原油高トレンド「継続余地」は? 在庫減が支えるその“寿命” <コモディティ特集>

特集
2018年1月31日 13時30分

―行き過ぎた減産に懸念も、原油高求めるサウジの事情―

●原油高継続に余地も、強気筋が注視する米石油在庫

原油価格の上昇基調が続いている。世界的な石油在庫の減少傾向が価格を押し上げる構図に変化はない。1月の石油輸出国機構(OPEC)の月報によると、昨年11月の経済協力開発機構(OECD)加盟国の石油在庫は前月比1660万バレル減の29億3,300万バレルとなり、過去5年平均へ向けてさらに縮小した。過剰在庫の減少は明らかである。過剰な部分はまだ1億3,000万バレル超あることから、解消までには時間がかかるが、裏を返せばそれだけ原油高トレンドが時間的に続く余地があるということである。

例年、1-3月期は北半球の暖房需要が減少に向かう一方で、ガソリン消費が増える時期ではないことから、石油在庫が積み上がりやすい。
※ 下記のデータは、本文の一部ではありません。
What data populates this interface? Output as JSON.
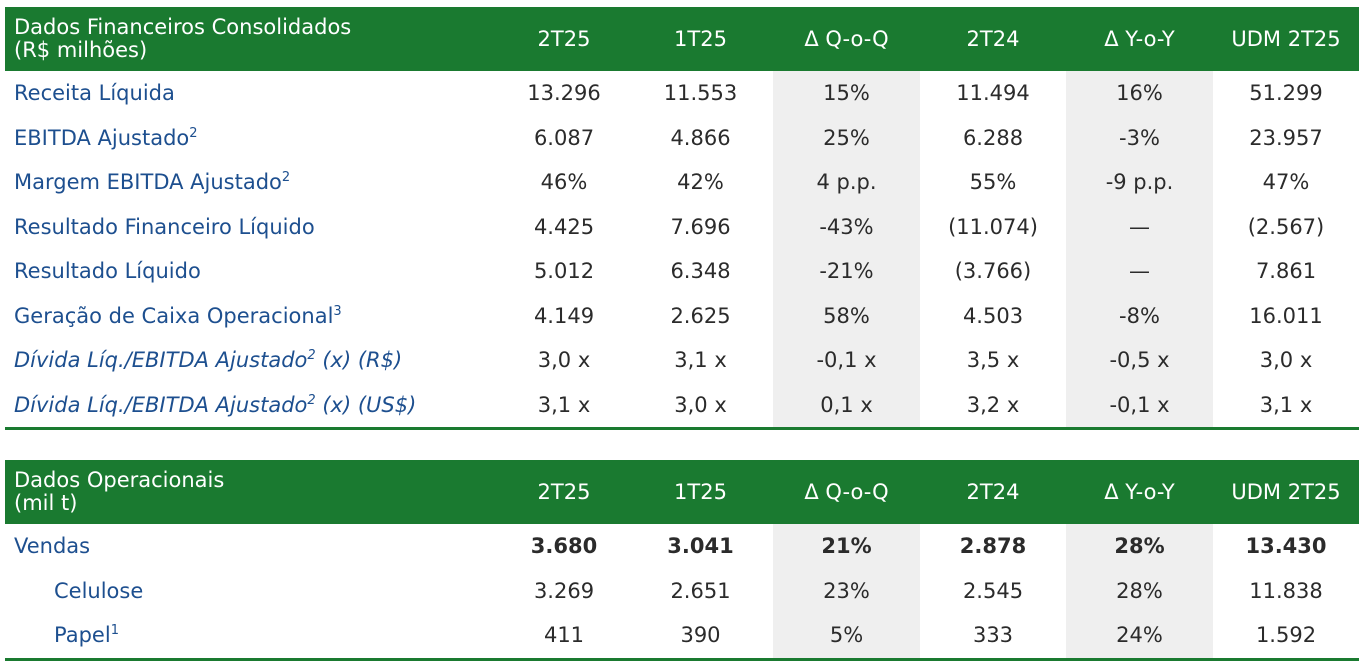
{
  "financial_table": {
    "title_line1": "Dados Financeiros Consolidados",
    "title_line2": "(R$ milhões)",
    "columns": [
      "2T25",
      "1T25",
      "Δ Q-o-Q",
      "2T24",
      "Δ Y-o-Y",
      "UDM 2T25"
    ],
    "rows": [
      {
        "label": "Receita Líquida",
        "sup": "",
        "italic": false,
        "values": [
          "13.296",
          "11.553",
          "15%",
          "11.494",
          "16%",
          "51.299"
        ]
      },
      {
        "label": "EBITDA Ajustado",
        "sup": "2",
        "italic": false,
        "values": [
          "6.087",
          "4.866",
          "25%",
          "6.288",
          "-3%",
          "23.957"
        ]
      },
      {
        "label": "Margem EBITDA Ajustado",
        "sup": "2",
        "italic": false,
        "values": [
          "46%",
          "42%",
          "4 p.p.",
          "55%",
          "-9 p.p.",
          "47%"
        ]
      },
      {
        "label": "Resultado Financeiro Líquido",
        "sup": "",
        "italic": false,
        "values": [
          "4.425",
          "7.696",
          "-43%",
          "(11.074)",
          "—",
          "(2.567)"
        ]
      },
      {
        "label": "Resultado Líquido",
        "sup": "",
        "italic": false,
        "values": [
          "5.012",
          "6.348",
          "-21%",
          "(3.766)",
          "—",
          "7.861"
        ]
      },
      {
        "label": "Geração de Caixa Operacional",
        "sup": "3",
        "italic": false,
        "values": [
          "4.149",
          "2.625",
          "58%",
          "4.503",
          "-8%",
          "16.011"
        ]
      },
      {
        "label": "Dívida Líq./EBITDA Ajustado",
        "sup": "2",
        "suffix": " (x) (R$)",
        "italic": true,
        "values": [
          "3,0 x",
          "3,1 x",
          "-0,1 x",
          "3,5 x",
          "-0,5 x",
          "3,0 x"
        ]
      },
      {
        "label": "Dívida Líq./EBITDA Ajustado",
        "sup": "2",
        "suffix": " (x) (US$)",
        "italic": true,
        "values": [
          "3,1 x",
          "3,0 x",
          "0,1 x",
          "3,2 x",
          "-0,1 x",
          "3,1 x"
        ]
      }
    ]
  },
  "operational_table": {
    "title_line1": "Dados Operacionais",
    "title_line2": "(mil t)",
    "columns": [
      "2T25",
      "1T25",
      "Δ Q-o-Q",
      "2T24",
      "Δ Y-o-Y",
      "UDM 2T25"
    ],
    "rows": [
      {
        "label": "Vendas",
        "sup": "",
        "bold": true,
        "indent": false,
        "values": [
          "3.680",
          "3.041",
          "21%",
          "2.878",
          "28%",
          "13.430"
        ]
      },
      {
        "label": "Celulose",
        "sup": "",
        "bold": false,
        "indent": true,
        "values": [
          "3.269",
          "2.651",
          "23%",
          "2.545",
          "28%",
          "11.838"
        ]
      },
      {
        "label": "Papel",
        "sup": "1",
        "bold": false,
        "indent": true,
        "values": [
          "411",
          "390",
          "5%",
          "333",
          "24%",
          "1.592"
        ]
      }
    ]
  },
  "colors": {
    "header_green": "#1a7a30",
    "label_blue": "#1d4f8f",
    "shade_gray": "#efefef"
  }
}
この在庫動向は原油安となって反映されやすく、最近の原油高には調整の可能性がつきまとっているといえる。米石油在庫は世界の在庫動向の先行指標であり、米石油協会(API)や米エネルギー情報局(EIA)が発表する週報に身構えている強気筋は多いのではないか。米国の石油在庫はOECD加盟国全体の4割超を占めており、世界の在庫動向を左右する。

●史上最大IPOの成功が至上命題のサウジ

米国の石油在庫を視野の中心に置きつつ、産油国の動きにも目を向けると、今月21日にOPEC加盟国と非加盟国による共同閣僚監視委員会(JMMC)がオマーンで行われた。サウジアラビア主導で、2018年末まで協調減産を行うことを再確認し、昨年から根強くつきまとっている減産期間の短縮観測を牽制したほか、サウジのファリハ・エネルギー相は2019年以降も協調行動を継続することを示唆した。産油国の盟主であるサウジが公の場で協調行動の継続に言及したことは注目を引いたが、具体的な内容は今のところ全く示されていない。
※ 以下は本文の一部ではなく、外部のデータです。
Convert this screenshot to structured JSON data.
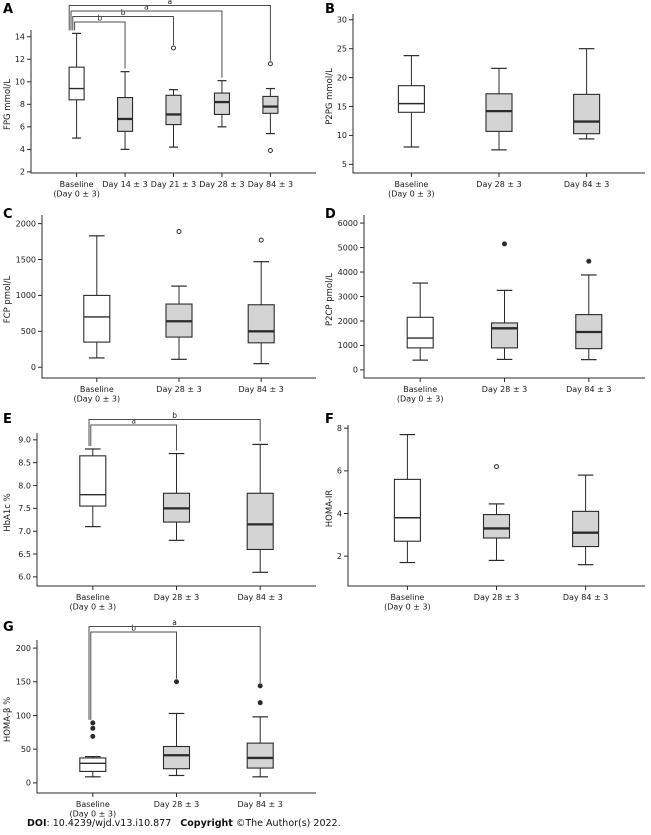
{
  "caption": {
    "doi_label": "DOI",
    "doi_text": ": 10.4239/wjd.v13.i10.877",
    "copyright_label": "Copyright",
    "copyright_text": "©The Author(s) 2022."
  },
  "colors": {
    "baseline_box_fill": "#ffffff",
    "treatment_box_fill": "#d4d4d4",
    "line": "#2b2b2b",
    "bracket": "#4d4d4d",
    "background": "#ffffff"
  },
  "chart_data": [
    {
      "panel": "A",
      "type": "boxplot",
      "ylabel": "FPG mmol/L",
      "ylim": [
        1.9,
        14.6
      ],
      "yticks": [
        2,
        4,
        6,
        8,
        10,
        12,
        14
      ],
      "tick_decimals": 0,
      "grid": false,
      "categories": [
        {
          "lines": [
            "Baseline",
            "(Day 0 ± 3)"
          ]
        },
        {
          "lines": [
            "Day 14 ± 3"
          ]
        },
        {
          "lines": [
            "Day 21 ± 3"
          ]
        },
        {
          "lines": [
            "Day 28 ± 3"
          ]
        },
        {
          "lines": [
            "Day 84 ± 3"
          ]
        }
      ],
      "boxes": [
        {
          "group": "Baseline (Day 0 ± 3)",
          "low": 5.0,
          "q1": 8.4,
          "median": 9.4,
          "q3": 11.3,
          "high": 14.3,
          "outliers": [],
          "fill": "baseline"
        },
        {
          "group": "Day 14 ± 3",
          "low": 4.0,
          "q1": 5.6,
          "median": 6.7,
          "q3": 8.6,
          "high": 10.9,
          "outliers": [],
          "fill": "treatment"
        },
        {
          "group": "Day 21 ± 3",
          "low": 4.2,
          "q1": 6.2,
          "median": 7.1,
          "q3": 8.8,
          "high": 9.3,
          "outliers": [
            13.0
          ],
          "fill": "treatment"
        },
        {
          "group": "Day 28 ± 3",
          "low": 6.0,
          "q1": 7.1,
          "median": 8.2,
          "q3": 9.0,
          "high": 10.1,
          "outliers": [],
          "fill": "treatment"
        },
        {
          "group": "Day 84 ± 3",
          "low": 5.4,
          "q1": 7.2,
          "median": 7.8,
          "q3": 8.7,
          "high": 9.4,
          "outliers": [
            3.9,
            11.6
          ],
          "fill": "treatment"
        }
      ],
      "brackets": [
        {
          "from": 0,
          "to": 1,
          "label": "b"
        },
        {
          "from": 0,
          "to": 2,
          "label": "b"
        },
        {
          "from": 0,
          "to": 3,
          "label": "a"
        },
        {
          "from": 0,
          "to": 4,
          "label": "a"
        }
      ],
      "outliers_filled": false
    },
    {
      "panel": "B",
      "type": "boxplot",
      "ylabel": "P2PG mmol/L",
      "ylim": [
        3.5,
        31
      ],
      "yticks": [
        5,
        10,
        15,
        20,
        25,
        30
      ],
      "tick_decimals": 0,
      "grid": false,
      "categories": [
        {
          "lines": [
            "Baseline",
            "(Day 0 ± 3)"
          ]
        },
        {
          "lines": [
            "Day 28 ± 3"
          ]
        },
        {
          "lines": [
            "Day 84 ± 3"
          ]
        }
      ],
      "boxes": [
        {
          "group": "Baseline (Day 0 ± 3)",
          "low": 8.0,
          "q1": 14.0,
          "median": 15.5,
          "q3": 18.6,
          "high": 23.8,
          "outliers": [],
          "fill": "baseline"
        },
        {
          "group": "Day 28 ± 3",
          "low": 7.5,
          "q1": 10.7,
          "median": 14.2,
          "q3": 17.2,
          "high": 21.6,
          "outliers": [],
          "fill": "treatment"
        },
        {
          "group": "Day 84 ± 3",
          "low": 9.4,
          "q1": 10.3,
          "median": 12.4,
          "q3": 17.1,
          "high": 25.0,
          "outliers": [],
          "fill": "treatment"
        }
      ],
      "brackets": [],
      "outliers_filled": false
    },
    {
      "panel": "C",
      "type": "boxplot",
      "ylabel": "FCP pmol/L",
      "ylim": [
        -150,
        2120
      ],
      "yticks": [
        0,
        500,
        1000,
        1500,
        2000
      ],
      "tick_decimals": 0,
      "grid": false,
      "categories": [
        {
          "lines": [
            "Baseline",
            "(Day 0 ± 3)"
          ]
        },
        {
          "lines": [
            "Day 28 ± 3"
          ]
        },
        {
          "lines": [
            "Day 84 ± 3"
          ]
        }
      ],
      "boxes": [
        {
          "group": "Baseline (Day 0 ± 3)",
          "low": 130,
          "q1": 350,
          "median": 700,
          "q3": 1000,
          "high": 1830,
          "outliers": [],
          "fill": "baseline"
        },
        {
          "group": "Day 28 ± 3",
          "low": 110,
          "q1": 420,
          "median": 640,
          "q3": 880,
          "high": 1130,
          "outliers": [
            1890
          ],
          "fill": "treatment"
        },
        {
          "group": "Day 84 ± 3",
          "low": 50,
          "q1": 340,
          "median": 500,
          "q3": 870,
          "high": 1470,
          "outliers": [
            1770
          ],
          "fill": "treatment"
        }
      ],
      "brackets": [],
      "outliers_filled": false
    },
    {
      "panel": "D",
      "type": "boxplot",
      "ylabel": "P2CP pmol/L",
      "ylim": [
        -330,
        6330
      ],
      "yticks": [
        0,
        1000,
        2000,
        3000,
        4000,
        5000,
        6000
      ],
      "tick_decimals": 0,
      "grid": false,
      "categories": [
        {
          "lines": [
            "Baseline",
            "(Day 0 ± 3)"
          ]
        },
        {
          "lines": [
            "Day 28 ± 3"
          ]
        },
        {
          "lines": [
            "Day 84 ± 3"
          ]
        }
      ],
      "boxes": [
        {
          "group": "Baseline (Day 0 ± 3)",
          "low": 400,
          "q1": 900,
          "median": 1300,
          "q3": 2150,
          "high": 3550,
          "outliers": [],
          "fill": "baseline"
        },
        {
          "group": "Day 28 ± 3",
          "low": 430,
          "q1": 900,
          "median": 1700,
          "q3": 1920,
          "high": 3250,
          "outliers": [
            5150
          ],
          "fill": "treatment"
        },
        {
          "group": "Day 84 ± 3",
          "low": 420,
          "q1": 870,
          "median": 1550,
          "q3": 2260,
          "high": 3880,
          "outliers": [
            4440
          ],
          "fill": "treatment"
        }
      ],
      "brackets": [],
      "outliers_filled": true
    },
    {
      "panel": "E",
      "type": "boxplot",
      "ylabel": "HbA1c %",
      "ylim": [
        5.8,
        9.15
      ],
      "yticks": [
        6.0,
        6.5,
        7.0,
        7.5,
        8.0,
        8.5,
        9.0
      ],
      "tick_decimals": 1,
      "grid": false,
      "categories": [
        {
          "lines": [
            "Baseline",
            "(Day 0 ± 3)"
          ]
        },
        {
          "lines": [
            "Day 28 ± 3"
          ]
        },
        {
          "lines": [
            "Day 84 ± 3"
          ]
        }
      ],
      "boxes": [
        {
          "group": "Baseline (Day 0 ± 3)",
          "low": 7.1,
          "q1": 7.55,
          "median": 7.8,
          "q3": 8.65,
          "high": 8.8,
          "outliers": [],
          "fill": "baseline"
        },
        {
          "group": "Day 28 ± 3",
          "low": 6.8,
          "q1": 7.2,
          "median": 7.5,
          "q3": 7.83,
          "high": 8.7,
          "outliers": [],
          "fill": "treatment"
        },
        {
          "group": "Day 84 ± 3",
          "low": 6.1,
          "q1": 6.6,
          "median": 7.15,
          "q3": 7.83,
          "high": 8.9,
          "outliers": [],
          "fill": "treatment"
        }
      ],
      "brackets": [
        {
          "from": 0,
          "to": 1,
          "label": "a"
        },
        {
          "from": 0,
          "to": 2,
          "label": "b"
        }
      ],
      "outliers_filled": false
    },
    {
      "panel": "F",
      "type": "boxplot",
      "ylabel": "HOMA-IR",
      "ylim": [
        0.6,
        8.15
      ],
      "yticks": [
        2,
        4,
        6,
        8
      ],
      "tick_decimals": 0,
      "grid": false,
      "categories": [
        {
          "lines": [
            "Baseline",
            "(Day 0 ± 3)"
          ]
        },
        {
          "lines": [
            "Day 28 ± 3"
          ]
        },
        {
          "lines": [
            "Day 84 ± 3"
          ]
        }
      ],
      "boxes": [
        {
          "group": "Baseline (Day 0 ± 3)",
          "low": 1.7,
          "q1": 2.7,
          "median": 3.8,
          "q3": 5.6,
          "high": 7.7,
          "outliers": [],
          "fill": "baseline"
        },
        {
          "group": "Day 28 ± 3",
          "low": 1.8,
          "q1": 2.85,
          "median": 3.3,
          "q3": 3.95,
          "high": 4.45,
          "outliers": [
            6.2
          ],
          "fill": "treatment"
        },
        {
          "group": "Day 84 ± 3",
          "low": 1.6,
          "q1": 2.45,
          "median": 3.1,
          "q3": 4.1,
          "high": 5.8,
          "outliers": [],
          "fill": "treatment"
        }
      ],
      "brackets": [],
      "outliers_filled": false
    },
    {
      "panel": "G",
      "type": "boxplot",
      "ylabel": "HOMA-β %",
      "ylim": [
        -15,
        212
      ],
      "yticks": [
        0,
        50,
        100,
        150,
        200
      ],
      "tick_decimals": 0,
      "grid": false,
      "categories": [
        {
          "lines": [
            "Baseline",
            "(Day 0 ± 3)"
          ]
        },
        {
          "lines": [
            "Day 28 ± 3"
          ]
        },
        {
          "lines": [
            "Day 84 ± 3"
          ]
        }
      ],
      "boxes": [
        {
          "group": "Baseline (Day 0 ± 3)",
          "low": 9,
          "q1": 17,
          "median": 29,
          "q3": 37,
          "high": 39,
          "outliers": [
            69,
            81,
            89
          ],
          "fill": "baseline"
        },
        {
          "group": "Day 28 ± 3",
          "low": 11,
          "q1": 21,
          "median": 41,
          "q3": 54,
          "high": 103,
          "outliers": [
            150
          ],
          "fill": "treatment"
        },
        {
          "group": "Day 84 ± 3",
          "low": 9,
          "q1": 22,
          "median": 37,
          "q3": 59,
          "high": 98,
          "outliers": [
            119,
            144
          ],
          "fill": "treatment"
        }
      ],
      "brackets": [
        {
          "from": 0,
          "to": 1,
          "label": "b"
        },
        {
          "from": 0,
          "to": 2,
          "label": "a"
        }
      ],
      "outliers_filled": true
    }
  ]
}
行き過ぎた原油高を懸念して、協調減産期間を長期化すべきではないとの指摘は以前から存在する。イランは行き過ぎた原油高が米国のシェールオイル増産を刺激するとしている。ロシアも積極的には減産期間の長期化を支持していないと思われる。ただ、サウジアラビアはこの論調を制した。昨年末の合意に沿って、2018年末まで協調減産を続けるべきであると念を押し、シェールオイルの増産を懸念するよりも原油高を追求すべきであると表明したように見える。右肩上がりの株式市場に、右肩上がりの原油市場を添えて、国営石油会社サウジアラムコの新規株式公開で満足できる結果を得ることがサウジの目標である。協調減産が実を結び、原油高が実現していることから、さらなる原油高を目指すサウジに逆らう産油国はごく一部であるといえる。

1-3月期は季節的な需給や在庫の変動によって原油相場が上下する場面がありそうだが、「在庫減=原油高」の単純な構図が崩れる兆候は見当たらない。2018年は主要国の石油需要がさらに拡大する一方、昨年に続いて産油国が供給を制限する一年であり、上昇トレンドは安定するのではないか。シェールオイルの増産や、産油国の意見の隔たりを頭の片隅に置きつつ、シンプルな構図が続くのか見届けたい。